On Sun, 08 Jul 2018 22:38:06 -0400, Eli Schwartz wrote:
On 07/08/2018 09:14 PM, Luke Shumaker wrote:
From: Luke Shumaker <lukeshu@parabola.nu>
In a patchset that I recently submitted, Eli was concerned that I was parsing .db files with bsdtar+awk, when the format of .db files isn't "public"; the only guarantees made about it are that libalpm can parse it.
https://lists.archlinux.org/pipermail/arch-projects/2018-June/004932.html
I wasn't too concerned, because `ftpdir-cleanup` and `sourceballs` already parse the .db files in the same way. Nonetheless, I think Eli is right: we shouldn't be parsing these files ourselves.
So, add a `dbquery` function that uses pyalpm to parse the .db files:
What's wrong with expac?
expac --config ${dbscripts_root}/pacman-community.conf -S '%f'
expac is not only super elegant, there's pending patches to provide it in pacman 6 as part of the core project. This is what I'm waiting for, actually.
I see no reason to add an external dependency on both python and pyalpm, in order to run a small python program which evals its arguments in order to inject database queries, when a tool with a simple API can do the same and will eventually be guaranteed to be everywhere pacman itself is.
With the "True" filter that ftpdir-cleanup and sourceballs both use, you're right; this could be done with expac. But, with the context that this patch exists to enable me to address the concern you had with the other patchset: AFAICT, with expac there's no way to do a query like: dbquery core x86_64 \ "(pkg.base or pkg.name) == '$pkgbase'" \ ... Which is what most (all?) of the queries in the other patchset would become. (Drat, it seems that discussing this separately from the other patchset won't work after all.)

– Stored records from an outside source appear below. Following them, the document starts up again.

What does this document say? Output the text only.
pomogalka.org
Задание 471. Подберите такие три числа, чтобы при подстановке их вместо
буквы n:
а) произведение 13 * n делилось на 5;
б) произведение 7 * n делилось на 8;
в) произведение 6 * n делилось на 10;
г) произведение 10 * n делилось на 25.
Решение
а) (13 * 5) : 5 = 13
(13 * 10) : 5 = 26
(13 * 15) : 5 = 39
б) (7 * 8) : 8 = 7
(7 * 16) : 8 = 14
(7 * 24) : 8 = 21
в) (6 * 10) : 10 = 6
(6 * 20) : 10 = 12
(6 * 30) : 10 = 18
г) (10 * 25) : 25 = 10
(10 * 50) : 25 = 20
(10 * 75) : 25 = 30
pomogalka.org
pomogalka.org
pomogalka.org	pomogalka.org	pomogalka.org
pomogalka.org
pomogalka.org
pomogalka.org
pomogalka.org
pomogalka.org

(Let's ignore for a moment, the defunct integrity checks service which is written in python, but not pyalpm. pyalpm is not currently installed on the dbscripts server ATM.)
Good call; check_packages.py is python2, the pyalpm dep does add a new dependency on python3.
As a final note, when re-writing the bit of sourceballs to use dbquery instead of AWK, I realized that it does not correctly handle licenses that have a space in them (as of 2018-07-07 there are 67 packages in the Arch repos that have license containing a space). I did not fix this bug; I merely translated it from AWK to Python, as the program would also need to be adjusted elsewhere. Keeping in mind the ones we're looking for are a whitelist of strictly-defined license types... I think those are all ad-hoc custom licenses, none of which we're interested in in the primary sourceballs deployment.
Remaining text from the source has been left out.